The new Monday Artday challenge is to redo a famous painting. I did this for another illustration website a little over a year ago. My version of “Mademoiselle Caroline Rivière” by French Neoclassical artist Jean Auguste Dominique Ingres can be seen here. For the current challenge I chose two paintings that are linked, but for a ridiculous reason.
make it BLUE! make it PINK!
Pinkie  by Thomas Lawrence, a delicate portrait of eleven-year old Sarah Barrett Moulton and Blue Boy  by Thomas Gainsborough, a portrait of a young man believed to be Jonathan Buttall, the son of a wealthy hardware merchant, were purchased by American railway pioneer Henry Edwards Huntington and displayed opposite each other in his private collection at, what is now, The Huntington Library in San Marino, California.

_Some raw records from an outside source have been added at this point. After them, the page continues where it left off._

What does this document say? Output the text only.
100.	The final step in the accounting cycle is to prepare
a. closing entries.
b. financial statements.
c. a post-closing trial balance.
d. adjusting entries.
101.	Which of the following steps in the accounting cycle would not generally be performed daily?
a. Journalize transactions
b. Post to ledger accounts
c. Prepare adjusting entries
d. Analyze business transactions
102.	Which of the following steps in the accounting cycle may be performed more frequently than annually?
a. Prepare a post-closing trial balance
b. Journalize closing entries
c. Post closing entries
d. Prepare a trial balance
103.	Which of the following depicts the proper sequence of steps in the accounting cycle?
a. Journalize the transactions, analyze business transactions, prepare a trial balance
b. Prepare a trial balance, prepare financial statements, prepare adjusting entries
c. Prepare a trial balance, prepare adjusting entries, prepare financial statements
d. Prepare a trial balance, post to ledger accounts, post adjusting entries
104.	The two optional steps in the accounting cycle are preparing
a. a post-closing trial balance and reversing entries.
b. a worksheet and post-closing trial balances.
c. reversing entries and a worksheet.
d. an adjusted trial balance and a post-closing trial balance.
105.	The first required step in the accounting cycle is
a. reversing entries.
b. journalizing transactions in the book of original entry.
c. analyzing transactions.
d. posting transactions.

Since their chance pairing in the early 1920s, many gallery visitors have mistakenly attributed the two paintings to the same artist. In reality, Blue Boy  depicts a young man in period costume from one hundred and fifty years earlier and Pinkie  is a contemporary painting (for 1794) of a young girl dressed appropriately for the late eighteenth century. In addition, the paintings were completed twenty-five years apart. The actual identity of Blue Boy  remains a mystery, but years of research points to young Buttall as the most likely model. Pinkie  was commissioned by the grandmother of Sarah Barrett Moulton, aunt of poet Elizabeth Barrett Browning, although young Sarah passed away just a year after the painting’s completion.

William Wilson, author of The Los Angeles Times Book of California Museums, calls them “the Romeo and Juliet of Rococo portraiture”.